Divorce can be particularly complicated for business owners, and many people wonder how they can protect their company while ending their marriage. What should you know?
Is your business marital property or separate property?
In Kentucky, any property you acquire during your marriage usually counts as marital property and must be split up if you get divorced. This could include a business you started during your marriage or the growth of your business during your marriage, even if only one spouse was really involved in the company.
How are businesses divided in a Kentucky divorce?
Figuring out what a business is worth often requires the assistance of a professional business appraiser. Calculating your business’s value may consider the company’s assets and debts, potential future profit or the current market conditions.

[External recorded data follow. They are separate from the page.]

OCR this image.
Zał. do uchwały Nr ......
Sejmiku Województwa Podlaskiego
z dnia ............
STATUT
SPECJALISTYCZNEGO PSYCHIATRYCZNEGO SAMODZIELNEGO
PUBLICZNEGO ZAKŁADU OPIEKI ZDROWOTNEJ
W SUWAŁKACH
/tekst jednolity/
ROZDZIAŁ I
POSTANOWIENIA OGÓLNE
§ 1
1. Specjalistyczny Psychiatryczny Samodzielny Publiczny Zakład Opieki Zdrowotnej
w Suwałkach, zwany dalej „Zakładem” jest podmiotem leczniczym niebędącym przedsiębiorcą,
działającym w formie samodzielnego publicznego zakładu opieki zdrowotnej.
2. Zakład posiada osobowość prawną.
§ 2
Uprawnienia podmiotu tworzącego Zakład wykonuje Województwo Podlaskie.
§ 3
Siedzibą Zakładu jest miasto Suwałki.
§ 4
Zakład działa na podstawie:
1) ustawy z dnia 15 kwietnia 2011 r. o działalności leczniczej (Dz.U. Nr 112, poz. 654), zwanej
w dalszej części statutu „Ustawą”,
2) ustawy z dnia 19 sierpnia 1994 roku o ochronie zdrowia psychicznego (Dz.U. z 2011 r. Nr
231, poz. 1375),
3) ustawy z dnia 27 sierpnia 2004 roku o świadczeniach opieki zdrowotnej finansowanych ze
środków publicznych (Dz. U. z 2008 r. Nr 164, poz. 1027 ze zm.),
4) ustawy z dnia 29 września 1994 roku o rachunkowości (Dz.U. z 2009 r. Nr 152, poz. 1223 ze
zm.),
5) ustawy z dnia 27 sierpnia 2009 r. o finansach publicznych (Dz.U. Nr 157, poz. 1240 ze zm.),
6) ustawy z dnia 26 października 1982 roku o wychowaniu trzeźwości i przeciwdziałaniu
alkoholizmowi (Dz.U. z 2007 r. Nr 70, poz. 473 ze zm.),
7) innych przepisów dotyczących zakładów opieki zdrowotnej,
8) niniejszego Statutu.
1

Kentucky courts try to split things fairly, but that doesn’t always mean equally. They may consider what each spouse added to the business and what each spouse will need in the future. A fair division of your business may involve one spouse buying out the other’s share, selling the business and splitting the money or continuing as co-owners.
Can you keep your business running smoothly during divorce?
A divorce can mess up how your business runs, especially if both spouses participate in managing it. Employee morale and productivity can drop because of uncertainty and changes at the top. Clients and suppliers might also feel the impact.
During this change, try to stay professional. Regular updates to your employees, clients, and suppliers about how the business will keep running during and after the divorce can help keep things stable.
How can you protect your business?
If you have a prenuptial or postnuptial agreement that says the business is separate property, this can help you protect your stake in the business. An existing buy-sell agreement can also offer guidance for a potential sale. However, even without these documents in place, you can safeguard your ownership of the company.
One way to protect your business is to pay yourself a fair salary. If you put all the money back into the business, the court might see the growth of the business as marital property. This could mean your spouse gets a bigger part of the business in the divorce.
It is also vital to keep detailed and clear records of all business transactions, investments and financial decisions. These records can clearly separate business assets from marital assets.
Lastly, an experienced family law attorney can help you identify the right path forward in your situation. They can give you advice that fits your specific situation, helping to protect both your personal and business interests during the divorce.
A divorce can really affect your business, but understanding the legal details and preparing properly can lessen these effects. With the right knowledge and guidance, you can handle the challenges a divorce might bring to your business.